The group wants to determine what doctors are prescribing the highest numbers of pain medications listed under the Controlled Substances Act. Those are prescribed medications that have the potential for abuse and include oxycodone, morphine, and amphetamines along with a series of other lesser-known drugs.

The group would develop a list of "no prescriptions filled" for "pill shoppers."
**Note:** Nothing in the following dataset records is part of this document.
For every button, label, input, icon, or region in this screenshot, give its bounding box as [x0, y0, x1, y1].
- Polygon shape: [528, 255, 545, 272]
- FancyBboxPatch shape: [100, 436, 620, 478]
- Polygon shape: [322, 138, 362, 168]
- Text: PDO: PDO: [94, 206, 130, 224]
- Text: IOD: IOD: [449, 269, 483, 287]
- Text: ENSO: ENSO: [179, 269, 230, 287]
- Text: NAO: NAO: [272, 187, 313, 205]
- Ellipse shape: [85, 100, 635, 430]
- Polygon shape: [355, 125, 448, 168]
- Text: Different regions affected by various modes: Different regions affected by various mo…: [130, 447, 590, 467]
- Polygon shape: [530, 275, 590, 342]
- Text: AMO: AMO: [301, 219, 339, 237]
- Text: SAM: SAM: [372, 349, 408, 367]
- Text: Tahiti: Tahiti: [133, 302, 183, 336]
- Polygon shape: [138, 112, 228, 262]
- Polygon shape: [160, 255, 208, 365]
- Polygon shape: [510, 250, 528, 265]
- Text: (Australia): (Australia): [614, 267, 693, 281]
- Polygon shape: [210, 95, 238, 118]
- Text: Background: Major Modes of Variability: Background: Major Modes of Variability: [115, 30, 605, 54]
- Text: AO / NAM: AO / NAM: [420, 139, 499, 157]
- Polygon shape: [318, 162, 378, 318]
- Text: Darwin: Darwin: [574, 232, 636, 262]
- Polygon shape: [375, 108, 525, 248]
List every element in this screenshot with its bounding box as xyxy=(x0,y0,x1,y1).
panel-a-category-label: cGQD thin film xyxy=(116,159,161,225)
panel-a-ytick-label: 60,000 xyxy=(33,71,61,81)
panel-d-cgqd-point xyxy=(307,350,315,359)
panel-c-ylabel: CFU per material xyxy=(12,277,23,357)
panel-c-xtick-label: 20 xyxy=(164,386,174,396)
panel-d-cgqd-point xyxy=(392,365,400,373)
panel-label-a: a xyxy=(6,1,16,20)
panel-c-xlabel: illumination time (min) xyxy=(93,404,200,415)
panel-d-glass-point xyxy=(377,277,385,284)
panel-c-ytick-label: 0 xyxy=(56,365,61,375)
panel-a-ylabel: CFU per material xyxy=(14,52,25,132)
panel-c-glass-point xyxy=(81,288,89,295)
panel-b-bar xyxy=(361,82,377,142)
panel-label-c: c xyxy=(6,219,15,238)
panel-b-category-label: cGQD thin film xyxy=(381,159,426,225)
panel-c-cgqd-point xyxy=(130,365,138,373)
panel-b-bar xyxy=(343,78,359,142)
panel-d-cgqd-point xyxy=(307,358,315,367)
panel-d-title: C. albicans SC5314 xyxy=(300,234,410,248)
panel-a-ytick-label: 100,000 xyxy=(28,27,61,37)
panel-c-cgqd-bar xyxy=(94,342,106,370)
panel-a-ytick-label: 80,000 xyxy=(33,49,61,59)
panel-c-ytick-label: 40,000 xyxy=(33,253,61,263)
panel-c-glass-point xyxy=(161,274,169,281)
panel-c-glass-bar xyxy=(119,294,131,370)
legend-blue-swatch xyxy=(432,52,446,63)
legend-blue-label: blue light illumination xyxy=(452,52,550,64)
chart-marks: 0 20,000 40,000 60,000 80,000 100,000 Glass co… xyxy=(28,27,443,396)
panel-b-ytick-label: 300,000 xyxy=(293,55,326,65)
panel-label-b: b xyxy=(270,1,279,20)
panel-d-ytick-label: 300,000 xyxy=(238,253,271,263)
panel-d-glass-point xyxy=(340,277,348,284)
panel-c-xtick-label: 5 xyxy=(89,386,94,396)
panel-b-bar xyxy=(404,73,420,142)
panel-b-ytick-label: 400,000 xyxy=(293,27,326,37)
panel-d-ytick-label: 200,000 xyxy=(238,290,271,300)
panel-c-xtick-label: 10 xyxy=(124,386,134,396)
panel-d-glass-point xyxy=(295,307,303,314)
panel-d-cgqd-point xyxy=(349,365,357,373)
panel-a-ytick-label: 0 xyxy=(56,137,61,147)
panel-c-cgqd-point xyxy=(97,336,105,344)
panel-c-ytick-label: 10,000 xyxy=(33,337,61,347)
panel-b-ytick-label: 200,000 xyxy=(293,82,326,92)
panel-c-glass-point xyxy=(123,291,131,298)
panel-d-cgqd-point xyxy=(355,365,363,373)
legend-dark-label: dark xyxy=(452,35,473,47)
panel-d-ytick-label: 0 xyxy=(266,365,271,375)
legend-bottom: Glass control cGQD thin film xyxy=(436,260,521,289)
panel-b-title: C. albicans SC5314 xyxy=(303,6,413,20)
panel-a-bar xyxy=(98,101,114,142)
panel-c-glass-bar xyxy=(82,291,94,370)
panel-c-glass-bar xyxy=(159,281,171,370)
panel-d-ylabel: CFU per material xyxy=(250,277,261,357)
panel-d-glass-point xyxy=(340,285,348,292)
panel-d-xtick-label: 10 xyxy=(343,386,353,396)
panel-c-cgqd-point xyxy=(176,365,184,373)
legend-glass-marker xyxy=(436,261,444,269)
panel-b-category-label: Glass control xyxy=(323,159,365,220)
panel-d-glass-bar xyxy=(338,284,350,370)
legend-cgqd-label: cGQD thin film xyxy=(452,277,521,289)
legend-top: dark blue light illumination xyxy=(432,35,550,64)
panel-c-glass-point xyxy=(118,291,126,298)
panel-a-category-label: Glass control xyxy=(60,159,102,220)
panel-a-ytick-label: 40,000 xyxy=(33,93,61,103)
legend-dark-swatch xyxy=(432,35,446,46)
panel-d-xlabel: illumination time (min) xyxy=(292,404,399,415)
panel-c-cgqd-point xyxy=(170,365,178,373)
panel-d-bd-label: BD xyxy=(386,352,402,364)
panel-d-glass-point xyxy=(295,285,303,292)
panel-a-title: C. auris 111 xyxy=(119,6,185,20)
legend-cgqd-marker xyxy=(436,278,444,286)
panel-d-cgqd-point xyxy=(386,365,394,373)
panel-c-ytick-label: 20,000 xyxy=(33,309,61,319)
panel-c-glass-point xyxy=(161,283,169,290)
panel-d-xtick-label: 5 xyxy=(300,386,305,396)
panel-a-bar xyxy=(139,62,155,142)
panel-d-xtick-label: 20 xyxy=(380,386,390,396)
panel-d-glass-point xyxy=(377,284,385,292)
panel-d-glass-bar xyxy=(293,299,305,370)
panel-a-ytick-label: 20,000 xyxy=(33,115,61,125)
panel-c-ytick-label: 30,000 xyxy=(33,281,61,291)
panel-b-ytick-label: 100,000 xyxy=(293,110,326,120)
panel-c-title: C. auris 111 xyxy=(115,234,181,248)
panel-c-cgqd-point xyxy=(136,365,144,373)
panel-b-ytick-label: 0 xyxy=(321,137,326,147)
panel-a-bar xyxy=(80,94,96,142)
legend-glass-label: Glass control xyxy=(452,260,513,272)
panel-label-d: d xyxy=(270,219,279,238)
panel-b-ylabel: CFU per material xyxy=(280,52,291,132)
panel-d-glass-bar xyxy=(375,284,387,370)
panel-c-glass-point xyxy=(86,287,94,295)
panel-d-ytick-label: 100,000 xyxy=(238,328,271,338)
They say some people will go from pharmacy to pharmacy to get prescriptions filled multiple times.

One member told of an incident in which a woman had acquired 800 doses of a narcotic-like pain reliever called Tramadol in a single month.

The pharmacist told the group that a dose of Vicodin that sells on the street for $10 in Phoenix could command $50-$60 from a dealer on the street in Cottonwood.

Camp Verde Marshal Dave Smith cautioned the group not to encourage laws that would have a detrimental impact on patients who need the drugs.